The detector shown is an early design. The batteries can just be seen mounted on the underside of the box. The weight of the whole detector inc batteries and coil was just over 1kg, no steroid treatment required to allow a user to swing it all day.

regards
bugwhiskers

coil preamp

Hi BW
Looking at your coil preamp schematic I noticed 2 op amps .. seem to be running in parallel the AD8055 and NE5534. Is this so , is some sought of dual sampling going on here and then maybe averaging it out at a later stage. ??
Just curious. The finish product is looking ok.
gef

Hi gef12,

Thanks for your interest in the project.

The first preamp, the NE5534 has a gain of 1000 and provides most of the amplification. The AD8055's claim to fame is it is very fast and can drive low impedance devices like a cap that needs fast charging/discharging. The combined capacitance of the 64 caps is 64 * 0.1 uF or 6.4uF worst case which is quite large and must be done in 6.4uS at the fastest sample rate. Essentially the 2nd preamp is just a buffer so as to not load the first stage. Now that the offset adjustment is going to the 2nd preamp I will be able to have some gain on it also.

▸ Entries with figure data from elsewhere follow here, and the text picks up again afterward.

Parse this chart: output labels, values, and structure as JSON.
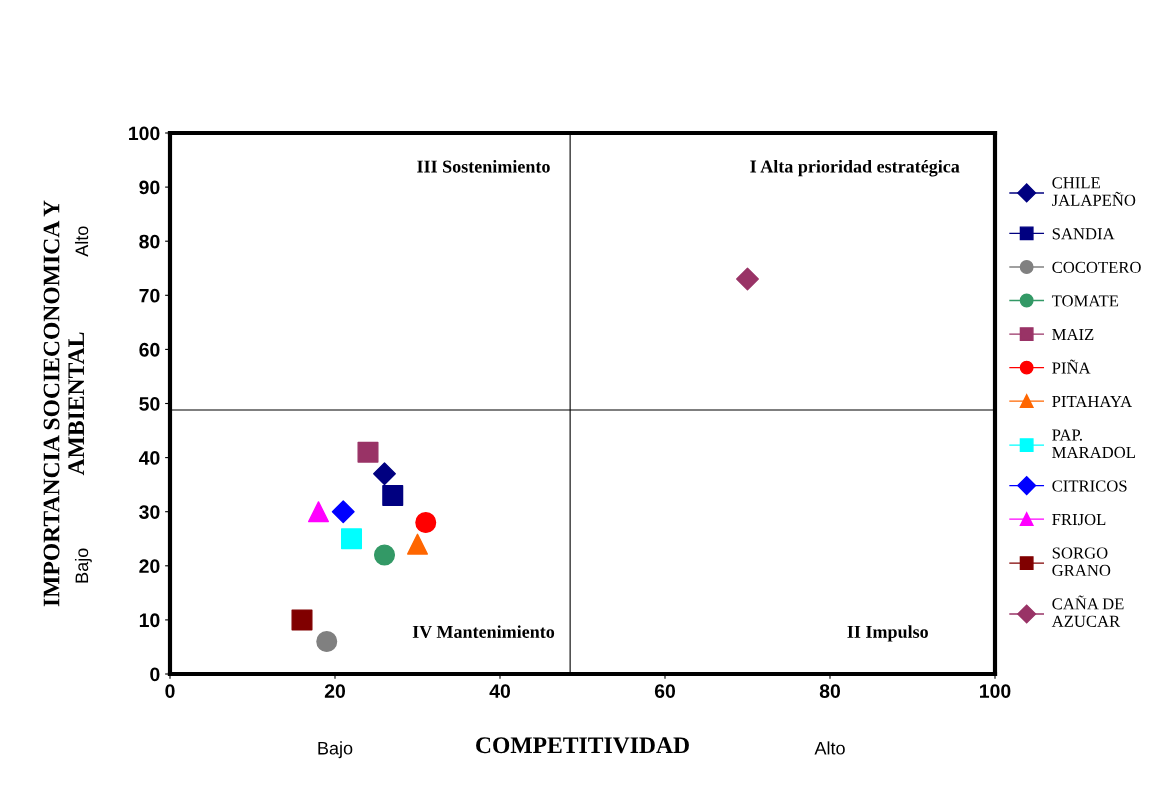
{
  "chart_data": {
    "type": "scatter",
    "xlabel": "COMPETITIVIDAD",
    "ylabel": "IMPORTANCIA SOCIECONOMICA Y\nAMBIENTAL",
    "xlim": [
      0,
      100
    ],
    "xticks": [
      0,
      20,
      40,
      60,
      80,
      100
    ],
    "ylim": [
      0,
      100
    ],
    "yticks": [
      0,
      10,
      20,
      30,
      40,
      50,
      60,
      70,
      80,
      90,
      100
    ],
    "grid": false,
    "legend": "right",
    "ref_lines": [
      {
        "axis": "x",
        "value": 48.5,
        "color": "#000000"
      },
      {
        "axis": "y",
        "value": 48.8,
        "color": "#000000"
      }
    ],
    "annotations": [
      "III Sostenimiento",
      "I Alta prioridad estratégica",
      "IV Mantenimiento",
      "II Impulso",
      "Bajo",
      "Alto",
      "Bajo",
      "Alto"
    ],
    "series": [
      {
        "name": "CHILE\nJALAPEÑO",
        "color": "#000080",
        "marker": "diamond",
        "x": [
          26
        ],
        "values": [
          37
        ]
      },
      {
        "name": "SANDIA",
        "color": "#000080",
        "marker": "square",
        "x": [
          27
        ],
        "values": [
          33
        ]
      },
      {
        "name": "COCOTERO",
        "color": "#808080",
        "marker": "circle",
        "x": [
          19
        ],
        "values": [
          6
        ]
      },
      {
        "name": "TOMATE",
        "color": "#339966",
        "marker": "circle",
        "x": [
          26
        ],
        "values": [
          22
        ]
      },
      {
        "name": "MAIZ",
        "color": "#993366",
        "marker": "square",
        "x": [
          24
        ],
        "values": [
          41
        ]
      },
      {
        "name": "PIÑA",
        "color": "#ff0000",
        "marker": "circle",
        "x": [
          31
        ],
        "values": [
          28
        ]
      },
      {
        "name": "PITAHAYA",
        "color": "#ff6600",
        "marker": "triangle",
        "x": [
          30
        ],
        "values": [
          24
        ]
      },
      {
        "name": "PAP.\nMARADOL",
        "color": "#00ffff",
        "marker": "square",
        "x": [
          22
        ],
        "values": [
          25
        ]
      },
      {
        "name": "CITRICOS",
        "color": "#0000ff",
        "marker": "diamond",
        "x": [
          21
        ],
        "values": [
          30
        ]
      },
      {
        "name": "FRIJOL",
        "color": "#ff00ff",
        "marker": "triangle",
        "x": [
          18
        ],
        "values": [
          30
        ]
      },
      {
        "name": "SORGO\nGRANO",
        "color": "#800000",
        "marker": "square",
        "x": [
          16
        ],
        "values": [
          10
        ]
      },
      {
        "name": "CAÑA DE\nAZUCAR",
        "color": "#993366",
        "marker": "diamond",
        "x": [
          70
        ],
        "values": [
          73
        ]
      }
    ]
  }
}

Because the AtoD converter must be fed a signal that ranges between GND and +5 volts the offset circuitry must ensure the signal doesn't go too far below GND.

Because this is a project that is still on the fly there will no doubt be some changes along the way.

Hoping this explains your question.

regards
bugwhiskers

hello how soon is this to be in kit form?
any idea of cost yet?